8Méké Meité est Maitre de Conférences u département de lettres modernes à l’Université de Cocody à Abidjan en Côte d’Ivoire
Alain Joseph Sissao conclut ainsi que face à la « modernisation sauvage », au « clientélisme », au « népotisme », au « clanisme », au « régionalisme », il est impératif de « puiser à la source de la tradition pour ne pas perdre son identité » (Sissao 2002, p132).
L’auteur nous invite, à travers cet ouvrage, à envisager une modernité qui tienne compte des valeurs du passé en sachant conserver leur sens malgré les changements socioculturels.
Et en cela il a le soutien de Méké Meité(2004) 8qui dans son article « Les alliances à plaisanterie comme voie », évoque les possibilités d’un recours aux alliances à plaisanterie pour aider à résoudre le conflit ivoirien.

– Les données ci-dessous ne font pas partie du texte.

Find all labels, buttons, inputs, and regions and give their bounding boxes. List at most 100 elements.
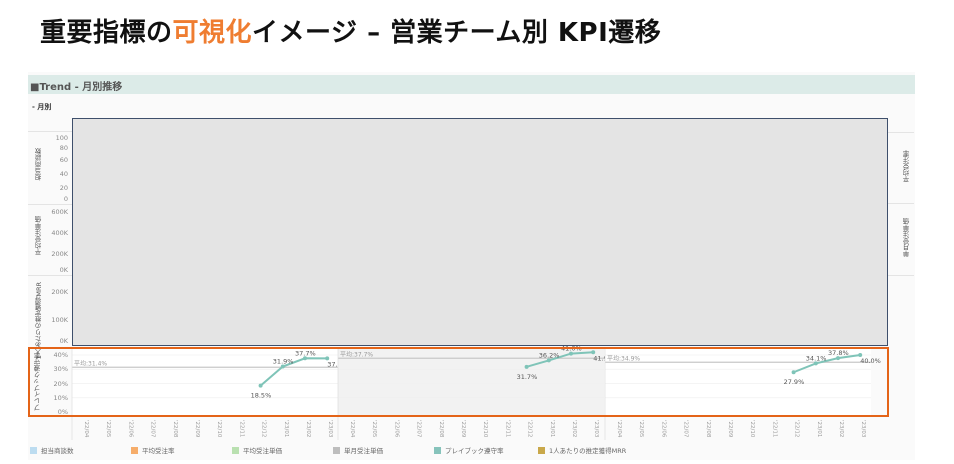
legend-item: プレイブック遵守率	[434, 445, 538, 455]
data-label: 41.9%	[593, 354, 614, 362]
y-tick-row3: 0K	[59, 337, 68, 345]
x-tick-label: '22/04	[349, 420, 355, 438]
data-label: 34.1%	[806, 354, 827, 362]
x-tick-label: '22/04	[616, 420, 622, 438]
data-point	[791, 370, 796, 375]
x-tick-label: '22/10	[216, 420, 222, 438]
x-tick-label: '23/03	[593, 420, 599, 438]
y-tick-row2: 200K	[51, 250, 68, 258]
legend-item: 1人あたりの推定獲得MRR	[538, 445, 639, 455]
legend-item: 担当商談数	[30, 445, 131, 455]
x-tick-label: '22/06	[127, 420, 133, 438]
y-tick-row1: 100	[55, 134, 68, 142]
x-tick-label: '23/02	[305, 420, 311, 437]
x-tick-label: '22/08	[172, 420, 178, 438]
x-tick-label: '23/02	[571, 420, 577, 437]
data-label: 37.7%	[295, 349, 316, 357]
x-tick-label: '23/02	[838, 420, 844, 437]
data-point	[591, 350, 596, 355]
y-tick-row1: 0	[63, 195, 68, 203]
x-tick-label: '22/10	[749, 420, 755, 438]
x-tick-label: '23/01	[549, 420, 555, 437]
data-point	[280, 364, 285, 369]
legend-item: 平均受注率	[131, 445, 232, 455]
legend-label: 平均受注単価	[243, 447, 282, 455]
x-tick-label: '22/05	[105, 420, 111, 438]
data-point	[303, 356, 307, 361]
x-tick-label: '23/01	[283, 420, 289, 437]
pane-bg	[72, 349, 338, 415]
panel-header: ■Trend - 月別推移	[28, 75, 915, 94]
x-tick-label: '22/04	[83, 420, 89, 438]
legend-swatch	[232, 446, 239, 454]
legend-label: 担当商談数	[41, 447, 74, 455]
x-tick-label: '22/12	[261, 420, 267, 437]
x-tick-label: '22/05	[371, 420, 377, 438]
legend-swatch	[333, 446, 340, 454]
legend-label: 単月受注単価	[344, 447, 383, 455]
data-point	[836, 356, 840, 361]
y-tick-row3: 100K	[51, 316, 68, 324]
legend-label: プレイブック遵守率	[445, 447, 504, 455]
legend-item: 単月受注単価	[333, 445, 434, 455]
data-label: 31.9%	[273, 358, 294, 366]
x-tick-label: '22/07	[416, 420, 422, 438]
data-label: 27.9%	[784, 378, 805, 386]
title-part1: 重要指標の	[40, 18, 173, 48]
legend-label: 平均受注率	[142, 447, 175, 455]
y-tick-row4: 0%	[57, 408, 68, 416]
y-tick-row4: 20%	[53, 380, 68, 388]
x-tick-label: '22/07	[683, 420, 689, 438]
data-label: 37.8%	[828, 349, 849, 357]
data-point	[524, 364, 529, 369]
y-tick-row2: 400K	[51, 229, 68, 237]
x-tick-label: '22/09	[727, 420, 733, 438]
data-label: 18.5%	[251, 392, 272, 400]
x-tick-label: '22/12	[527, 420, 533, 437]
y-tick-row2: 0K	[59, 266, 68, 274]
data-point	[858, 353, 863, 357]
y-tick-row1: 40	[59, 170, 68, 178]
data-point	[813, 361, 818, 366]
data-point	[546, 358, 551, 363]
x-tick-label: '22/11	[504, 420, 510, 437]
x-tick-label: '22/11	[238, 420, 244, 437]
legend-swatch	[131, 446, 138, 454]
data-label: 40.0%	[860, 357, 881, 365]
legend: 担当商談数 平均受注率 平均受注単価 単月受注単価 プレイブック遵守率 1人あたりの推定獲…	[30, 445, 639, 455]
legend-swatch	[434, 446, 441, 454]
data-point	[325, 356, 330, 361]
y-tick-row3: 200K	[51, 288, 68, 296]
empty-plot-area	[72, 118, 888, 346]
average-label: 平均:31.4%	[74, 359, 107, 367]
y-tick-row1: 20	[59, 184, 68, 192]
y-tick-row2: 600K	[51, 208, 68, 216]
data-label: 31.7%	[517, 373, 538, 381]
highlight-box	[28, 347, 889, 417]
average-label: 平均:34.9%	[607, 354, 640, 362]
panel-subheader: - 月別	[32, 103, 52, 111]
legend-label: 1人あたりの推定獲得MRR	[549, 447, 627, 455]
x-tick-label: '23/03	[860, 420, 866, 438]
title-part2: イメージ – 営業チーム別 KPI遷移	[252, 18, 662, 48]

L’œuvre de Sissao intéresse notre étude pas seulement en la quantité des informations qu’elle procure mais aussi et surtout en ce qu’elle insiste sur la nécessité d’une adaptation au monde actuel. Nous allons donc nous inscrire dans cette perspective en nous focalisant sur un aspect de la modernité qui n’est pas particulièrement évoqué dans l’œuvre : la pratique de la parenté à plaisanterie sur les réseaux sociaux. Facebook participe-t-il à la réalisation des recommandations faites par l’auteur ?
Cette revue de littérature nous a permis de faire l’Etat des connaissances non seulement sur Facebook en tant que réseau social leader, sur les savoirs locaux vus de plus en plus comme facteurs de développement et support d’éducation mais aussi et surtout sur la parenté à plaisanterie, objet de notre étude. Ce parcours nous a permis de comprendre la capacité de Facebook à rendre facilement accessible des connaissances et des valeurs notamment dans le milieu des jeunes qui en sont les bénéficiaires privilégiés. Facebook apparaît donc comme un espace privilégié de diffusion d’un domaine marginalisé comme celui des savoirs endogènes et mieux un cadre de conservation et de transmission d’un grand acquis culturel de l’humanité qu’est la parenté à plaisanterie. Ce constat nous amène à nous interroger sur ce en quoi Facebook fait évoluer la pratique.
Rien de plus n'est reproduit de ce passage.